Freud died in England on September 23, 1939, at age 83 by suicide. He had requested a lethal dose of morphine from his doctor, following a long and painful battle with oral cancer.
Three days after his death Freud’s body was cremated at the Golders Green Crematorium in North London, with Harrods acting as funeral directors, on the instructions of his son, Ernst. Funeral orations were given by Ernest Jones and the Austrian author Stefan Zweig. Freud’s ashes were later placed in the crematorium’s Ernest George Columbarium. They rest on a plinth designed by his son, Ernst, in a sealed ancient Greek krater painted with Dionysian scenes that Freud had received as a gift from Princess Bonaparte and which he had kept in his study in Vienna for many years. After his wife, Martha, died in 1951, her ashes were also placed in the urn.

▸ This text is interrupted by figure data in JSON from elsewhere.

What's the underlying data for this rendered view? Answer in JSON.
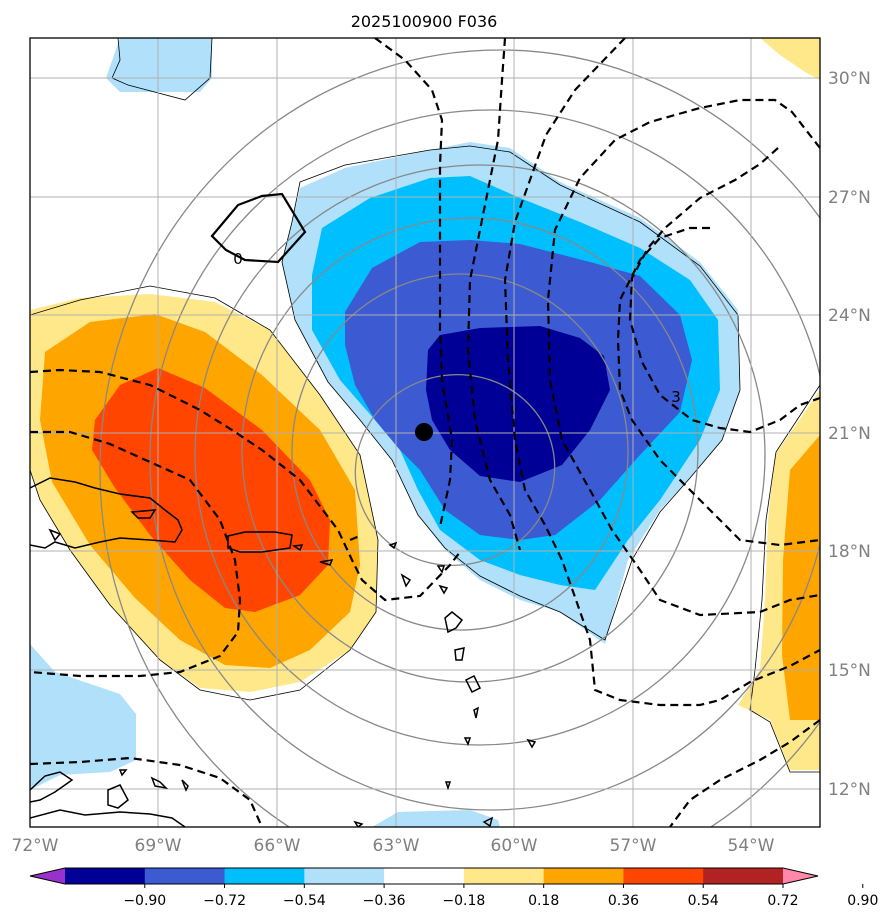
{
  "title": "2025100900 F036",
  "map": {
    "lon_labels": [
      "72°W",
      "69°W",
      "66°W",
      "63°W",
      "60°W",
      "57°W",
      "54°W"
    ],
    "lat_labels": [
      "30°N",
      "27°N",
      "24°N",
      "21°N",
      "18°N",
      "15°N",
      "12°N"
    ],
    "contour_labels": [
      "0",
      "3"
    ],
    "center_marker": {
      "name": "storm-center",
      "lon": -62.3,
      "lat": 21.1
    }
  },
  "colorbar": {
    "ticks": [
      "−0.90",
      "−0.72",
      "−0.54",
      "−0.36",
      "−0.18",
      "0.18",
      "0.36",
      "0.54",
      "0.72",
      "0.90"
    ],
    "colors": [
      "#9932cc",
      "#000096",
      "#3c5ad2",
      "#00bfff",
      "#b0e0fa",
      "#ffffff",
      "#ffe88a",
      "#ffa500",
      "#ff4500",
      "#b22222",
      "#ff88aa"
    ]
  },
  "chart_data": {
    "type": "heatmap",
    "title": "2025100900 F036",
    "xlabel": "",
    "ylabel": "",
    "xlim": [
      -72,
      -52
    ],
    "ylim": [
      11,
      31
    ],
    "levels": [
      -0.9,
      -0.72,
      -0.54,
      -0.36,
      -0.18,
      0.18,
      0.36,
      0.54,
      0.72,
      0.9
    ],
    "extend": "both",
    "grid": true,
    "overlays": [
      "dashed contours",
      "thin gray contours",
      "coastlines",
      "center dot"
    ]
  }
}
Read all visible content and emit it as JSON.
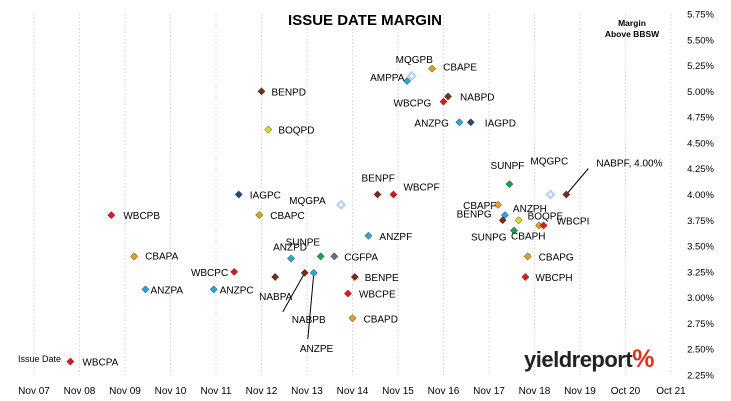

The poem “In Memory of Sigmund Freud” was published by British poet W. H. Auden in his 1940 collection Another Time.
Literary critic Harold Bloom has been influenced by Freud. Camille Paglia has also been influenced by Freud, whom she calls “Nietzsche’s heir” and one of the greatest sexual psychologists in literature, but has rejected the scientific status of his work in her Sexual Personae (1990), writing, “Freud has no rivals among his successors because they think he wrote science, when in fact he wrote art.”